Im dritten Semester gab es jedoch keine feste Sitzordnung mehr. Ich konnte sitzen, wo ich wollte, und ein Wortbeitrag zu Beginn des Unterrichts reichte aus, um die Anforderungen an die mündliche Beteiligung zu erfüllen. So konnte ich mich anschließend mit dem Studium der Fälle für den nächsten Tag beschäftigen, während die Klasse über irgendeine nutzlose Matrix-Management-Struktur diskutierte.

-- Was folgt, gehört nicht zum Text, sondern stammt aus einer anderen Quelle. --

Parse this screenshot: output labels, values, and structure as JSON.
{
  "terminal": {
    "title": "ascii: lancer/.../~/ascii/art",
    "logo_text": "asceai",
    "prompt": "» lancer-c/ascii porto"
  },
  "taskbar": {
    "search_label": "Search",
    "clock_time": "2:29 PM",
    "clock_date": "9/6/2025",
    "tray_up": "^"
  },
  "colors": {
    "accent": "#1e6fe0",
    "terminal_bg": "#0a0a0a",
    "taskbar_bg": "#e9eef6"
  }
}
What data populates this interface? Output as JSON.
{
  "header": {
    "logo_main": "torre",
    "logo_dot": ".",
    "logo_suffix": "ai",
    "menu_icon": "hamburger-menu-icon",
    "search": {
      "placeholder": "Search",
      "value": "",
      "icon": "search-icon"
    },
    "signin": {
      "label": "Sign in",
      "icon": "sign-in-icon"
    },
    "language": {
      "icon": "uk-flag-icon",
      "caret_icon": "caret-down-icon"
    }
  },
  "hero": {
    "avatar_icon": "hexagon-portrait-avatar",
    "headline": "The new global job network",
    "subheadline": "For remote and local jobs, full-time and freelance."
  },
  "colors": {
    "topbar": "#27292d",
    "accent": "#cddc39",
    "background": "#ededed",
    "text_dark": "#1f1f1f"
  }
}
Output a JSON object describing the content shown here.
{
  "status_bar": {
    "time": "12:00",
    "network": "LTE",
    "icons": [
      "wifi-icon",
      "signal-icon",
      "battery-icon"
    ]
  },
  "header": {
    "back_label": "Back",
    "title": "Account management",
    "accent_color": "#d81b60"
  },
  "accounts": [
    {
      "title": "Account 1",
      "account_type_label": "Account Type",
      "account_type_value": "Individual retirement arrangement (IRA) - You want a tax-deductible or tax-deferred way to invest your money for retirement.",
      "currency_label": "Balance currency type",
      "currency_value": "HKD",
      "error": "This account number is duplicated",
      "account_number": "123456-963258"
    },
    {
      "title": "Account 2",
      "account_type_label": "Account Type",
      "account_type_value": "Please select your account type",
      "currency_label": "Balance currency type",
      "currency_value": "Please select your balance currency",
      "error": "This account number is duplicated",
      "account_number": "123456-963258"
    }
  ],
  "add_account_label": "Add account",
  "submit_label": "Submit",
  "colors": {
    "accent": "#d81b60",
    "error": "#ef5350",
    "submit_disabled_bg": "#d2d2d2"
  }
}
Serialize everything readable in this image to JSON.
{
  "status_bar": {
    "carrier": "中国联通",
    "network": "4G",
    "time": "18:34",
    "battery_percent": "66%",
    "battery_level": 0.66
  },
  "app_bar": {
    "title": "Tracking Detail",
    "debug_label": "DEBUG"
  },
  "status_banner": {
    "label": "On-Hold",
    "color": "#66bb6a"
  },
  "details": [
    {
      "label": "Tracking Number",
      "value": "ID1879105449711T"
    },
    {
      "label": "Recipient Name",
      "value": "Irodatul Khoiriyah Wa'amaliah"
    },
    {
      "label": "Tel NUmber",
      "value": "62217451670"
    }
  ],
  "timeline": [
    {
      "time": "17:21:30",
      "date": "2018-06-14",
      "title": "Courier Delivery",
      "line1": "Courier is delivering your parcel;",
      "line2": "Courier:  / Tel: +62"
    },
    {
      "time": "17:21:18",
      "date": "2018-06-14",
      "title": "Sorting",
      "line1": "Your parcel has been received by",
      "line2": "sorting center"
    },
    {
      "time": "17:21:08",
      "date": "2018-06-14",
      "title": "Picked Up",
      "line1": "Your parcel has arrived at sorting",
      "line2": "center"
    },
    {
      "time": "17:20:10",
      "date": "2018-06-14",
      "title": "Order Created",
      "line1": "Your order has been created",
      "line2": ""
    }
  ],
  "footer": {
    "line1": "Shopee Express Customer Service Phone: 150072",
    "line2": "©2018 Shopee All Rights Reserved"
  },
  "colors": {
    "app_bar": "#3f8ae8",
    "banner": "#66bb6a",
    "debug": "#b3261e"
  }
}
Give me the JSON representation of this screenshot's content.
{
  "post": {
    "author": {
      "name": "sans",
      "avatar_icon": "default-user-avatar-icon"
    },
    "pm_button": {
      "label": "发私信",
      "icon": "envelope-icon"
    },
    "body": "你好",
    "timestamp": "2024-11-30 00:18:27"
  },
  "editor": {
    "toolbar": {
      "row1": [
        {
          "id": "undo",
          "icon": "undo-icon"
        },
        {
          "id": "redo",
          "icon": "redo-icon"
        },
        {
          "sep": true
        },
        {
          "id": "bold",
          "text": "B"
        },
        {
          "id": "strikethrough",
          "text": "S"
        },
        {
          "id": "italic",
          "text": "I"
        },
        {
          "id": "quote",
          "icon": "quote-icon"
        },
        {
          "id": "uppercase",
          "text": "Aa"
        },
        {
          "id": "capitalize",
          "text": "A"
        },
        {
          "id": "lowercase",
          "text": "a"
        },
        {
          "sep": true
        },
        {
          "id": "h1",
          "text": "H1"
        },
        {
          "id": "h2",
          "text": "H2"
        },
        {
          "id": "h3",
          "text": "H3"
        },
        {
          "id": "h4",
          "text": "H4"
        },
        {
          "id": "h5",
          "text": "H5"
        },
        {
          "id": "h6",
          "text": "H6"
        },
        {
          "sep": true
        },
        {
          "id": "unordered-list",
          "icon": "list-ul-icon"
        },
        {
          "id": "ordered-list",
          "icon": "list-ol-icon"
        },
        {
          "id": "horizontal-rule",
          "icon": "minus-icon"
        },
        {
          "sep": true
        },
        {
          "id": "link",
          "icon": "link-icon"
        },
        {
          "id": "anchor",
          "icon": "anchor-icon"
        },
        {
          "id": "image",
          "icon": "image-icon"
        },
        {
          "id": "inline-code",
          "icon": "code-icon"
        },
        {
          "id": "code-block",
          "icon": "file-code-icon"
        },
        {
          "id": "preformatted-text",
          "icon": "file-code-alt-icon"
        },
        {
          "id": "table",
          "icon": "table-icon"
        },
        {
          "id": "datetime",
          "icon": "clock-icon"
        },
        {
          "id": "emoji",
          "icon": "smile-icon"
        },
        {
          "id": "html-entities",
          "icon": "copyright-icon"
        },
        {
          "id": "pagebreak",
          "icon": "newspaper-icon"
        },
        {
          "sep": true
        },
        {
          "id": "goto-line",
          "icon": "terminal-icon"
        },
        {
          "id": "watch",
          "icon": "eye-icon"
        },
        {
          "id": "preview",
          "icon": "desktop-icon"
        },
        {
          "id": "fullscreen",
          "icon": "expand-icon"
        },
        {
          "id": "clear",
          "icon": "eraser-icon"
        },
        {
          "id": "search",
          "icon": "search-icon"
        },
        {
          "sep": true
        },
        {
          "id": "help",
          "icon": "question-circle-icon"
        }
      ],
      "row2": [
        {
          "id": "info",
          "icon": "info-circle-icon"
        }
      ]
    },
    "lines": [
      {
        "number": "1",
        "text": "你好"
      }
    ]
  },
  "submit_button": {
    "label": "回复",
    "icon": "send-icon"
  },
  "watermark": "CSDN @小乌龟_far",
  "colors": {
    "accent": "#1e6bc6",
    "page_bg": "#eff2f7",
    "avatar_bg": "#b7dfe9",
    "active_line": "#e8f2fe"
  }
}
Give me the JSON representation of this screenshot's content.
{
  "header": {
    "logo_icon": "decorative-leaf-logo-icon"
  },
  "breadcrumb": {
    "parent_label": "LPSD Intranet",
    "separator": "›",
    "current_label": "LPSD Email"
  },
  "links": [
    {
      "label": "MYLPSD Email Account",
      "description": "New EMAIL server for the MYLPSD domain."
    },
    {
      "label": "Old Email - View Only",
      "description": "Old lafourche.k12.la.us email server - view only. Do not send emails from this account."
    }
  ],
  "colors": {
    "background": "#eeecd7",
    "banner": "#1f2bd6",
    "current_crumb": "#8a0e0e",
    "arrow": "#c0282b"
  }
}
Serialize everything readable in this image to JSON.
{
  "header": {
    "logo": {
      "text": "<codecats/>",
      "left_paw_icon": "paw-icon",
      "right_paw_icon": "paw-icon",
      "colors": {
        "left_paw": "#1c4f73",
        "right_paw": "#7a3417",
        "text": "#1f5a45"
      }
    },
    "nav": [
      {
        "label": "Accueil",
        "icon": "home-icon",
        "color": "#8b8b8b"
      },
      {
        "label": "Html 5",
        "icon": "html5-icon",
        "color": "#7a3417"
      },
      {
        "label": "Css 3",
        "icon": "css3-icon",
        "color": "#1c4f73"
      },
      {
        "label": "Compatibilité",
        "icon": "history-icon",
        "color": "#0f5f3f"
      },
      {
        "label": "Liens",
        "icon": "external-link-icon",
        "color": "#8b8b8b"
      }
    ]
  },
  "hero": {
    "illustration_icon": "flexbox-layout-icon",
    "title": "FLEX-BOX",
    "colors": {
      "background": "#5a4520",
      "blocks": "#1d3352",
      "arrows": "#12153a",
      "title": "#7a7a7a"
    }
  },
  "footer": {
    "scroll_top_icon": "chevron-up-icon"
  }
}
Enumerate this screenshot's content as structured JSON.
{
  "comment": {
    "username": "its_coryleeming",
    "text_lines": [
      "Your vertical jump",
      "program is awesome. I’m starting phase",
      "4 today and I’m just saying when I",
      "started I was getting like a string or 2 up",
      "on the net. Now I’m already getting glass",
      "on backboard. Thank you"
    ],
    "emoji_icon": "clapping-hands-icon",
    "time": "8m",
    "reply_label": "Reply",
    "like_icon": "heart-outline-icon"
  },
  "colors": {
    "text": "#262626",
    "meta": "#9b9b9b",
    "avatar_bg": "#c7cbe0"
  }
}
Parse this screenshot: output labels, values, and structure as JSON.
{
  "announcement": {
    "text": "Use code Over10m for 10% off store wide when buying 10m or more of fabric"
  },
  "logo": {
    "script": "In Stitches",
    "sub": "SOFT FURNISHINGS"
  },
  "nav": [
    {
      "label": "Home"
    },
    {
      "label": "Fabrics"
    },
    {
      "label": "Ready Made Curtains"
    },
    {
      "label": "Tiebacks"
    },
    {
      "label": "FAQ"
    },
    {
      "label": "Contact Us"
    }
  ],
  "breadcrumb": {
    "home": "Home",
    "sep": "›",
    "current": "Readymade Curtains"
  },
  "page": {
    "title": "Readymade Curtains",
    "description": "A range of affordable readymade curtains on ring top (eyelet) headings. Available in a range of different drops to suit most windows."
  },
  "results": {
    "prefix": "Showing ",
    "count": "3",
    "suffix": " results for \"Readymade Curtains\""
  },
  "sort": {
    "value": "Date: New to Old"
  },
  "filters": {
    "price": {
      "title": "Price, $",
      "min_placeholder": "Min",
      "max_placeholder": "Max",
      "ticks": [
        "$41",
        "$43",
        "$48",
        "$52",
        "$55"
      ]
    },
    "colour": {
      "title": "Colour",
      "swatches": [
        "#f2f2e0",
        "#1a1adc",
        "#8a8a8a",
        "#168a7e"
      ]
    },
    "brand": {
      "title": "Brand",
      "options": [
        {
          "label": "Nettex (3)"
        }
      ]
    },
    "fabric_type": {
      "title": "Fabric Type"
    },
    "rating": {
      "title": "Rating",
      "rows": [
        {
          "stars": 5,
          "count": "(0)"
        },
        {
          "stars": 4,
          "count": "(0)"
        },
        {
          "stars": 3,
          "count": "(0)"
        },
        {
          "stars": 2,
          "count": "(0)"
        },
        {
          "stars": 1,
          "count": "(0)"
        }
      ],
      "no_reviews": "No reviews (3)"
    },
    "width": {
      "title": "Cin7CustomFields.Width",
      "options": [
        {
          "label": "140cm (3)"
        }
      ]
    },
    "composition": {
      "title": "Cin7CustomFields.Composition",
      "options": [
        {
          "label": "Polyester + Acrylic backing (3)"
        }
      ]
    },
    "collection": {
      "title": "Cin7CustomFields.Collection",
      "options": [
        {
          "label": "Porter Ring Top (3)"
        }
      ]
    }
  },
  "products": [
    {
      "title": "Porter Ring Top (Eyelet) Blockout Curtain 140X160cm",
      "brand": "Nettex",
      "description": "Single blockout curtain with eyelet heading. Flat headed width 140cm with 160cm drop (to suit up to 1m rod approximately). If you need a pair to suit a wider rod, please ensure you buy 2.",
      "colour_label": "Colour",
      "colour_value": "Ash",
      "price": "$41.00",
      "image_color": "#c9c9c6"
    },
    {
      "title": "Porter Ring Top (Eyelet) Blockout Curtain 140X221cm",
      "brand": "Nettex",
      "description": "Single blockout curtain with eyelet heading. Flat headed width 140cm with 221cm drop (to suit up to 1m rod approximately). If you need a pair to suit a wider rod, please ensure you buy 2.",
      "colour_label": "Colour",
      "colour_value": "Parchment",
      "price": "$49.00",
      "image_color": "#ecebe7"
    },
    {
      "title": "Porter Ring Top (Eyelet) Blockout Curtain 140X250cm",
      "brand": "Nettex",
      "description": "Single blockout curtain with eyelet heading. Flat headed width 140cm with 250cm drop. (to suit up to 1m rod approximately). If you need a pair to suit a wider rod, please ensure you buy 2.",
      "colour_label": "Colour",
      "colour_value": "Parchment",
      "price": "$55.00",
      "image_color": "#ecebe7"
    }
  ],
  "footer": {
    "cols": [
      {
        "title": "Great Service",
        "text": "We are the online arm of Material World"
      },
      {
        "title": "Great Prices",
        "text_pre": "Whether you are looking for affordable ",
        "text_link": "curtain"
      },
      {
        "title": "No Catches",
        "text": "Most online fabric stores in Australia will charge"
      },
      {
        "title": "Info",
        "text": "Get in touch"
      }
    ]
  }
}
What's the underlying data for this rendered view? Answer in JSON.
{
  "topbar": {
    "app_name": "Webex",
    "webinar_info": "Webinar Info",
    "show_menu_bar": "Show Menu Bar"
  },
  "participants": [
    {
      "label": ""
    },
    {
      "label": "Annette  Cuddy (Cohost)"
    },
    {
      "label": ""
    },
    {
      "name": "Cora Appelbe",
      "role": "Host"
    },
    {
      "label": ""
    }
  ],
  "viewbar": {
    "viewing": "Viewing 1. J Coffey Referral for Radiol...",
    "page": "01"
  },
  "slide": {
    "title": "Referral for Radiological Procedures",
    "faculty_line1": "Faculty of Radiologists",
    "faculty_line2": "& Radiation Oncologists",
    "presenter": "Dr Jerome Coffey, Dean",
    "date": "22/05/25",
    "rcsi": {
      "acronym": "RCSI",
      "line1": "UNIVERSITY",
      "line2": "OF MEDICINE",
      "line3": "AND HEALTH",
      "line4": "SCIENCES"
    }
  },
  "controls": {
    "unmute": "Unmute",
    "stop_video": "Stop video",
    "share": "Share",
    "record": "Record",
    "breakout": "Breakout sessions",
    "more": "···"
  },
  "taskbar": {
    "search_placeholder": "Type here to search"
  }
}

Ich war sehr gut auf Gebieten wie Organisation und Karrieremanagement. Tatsächlich war ich derart engagiert und gut, dass ich bemerkenswerterweise und meinem naturgegebenen rebellischen Wesen zum Trotz offizieller Tutor für mehrere Fächer wurde und von zwei Abteilungen gebeten wurde, darüber nachzudenken, ob ich nicht Assistenzprofessor werden wollte. Ich, der nachlässige Schwänzer oder der idiotische Inselbegabte? Ich musste lachen. Und dann lehnte ich ab, weil die Positionen eine zu geringe stündliche Rendite und zu wenig finanzielle Vorteile boten.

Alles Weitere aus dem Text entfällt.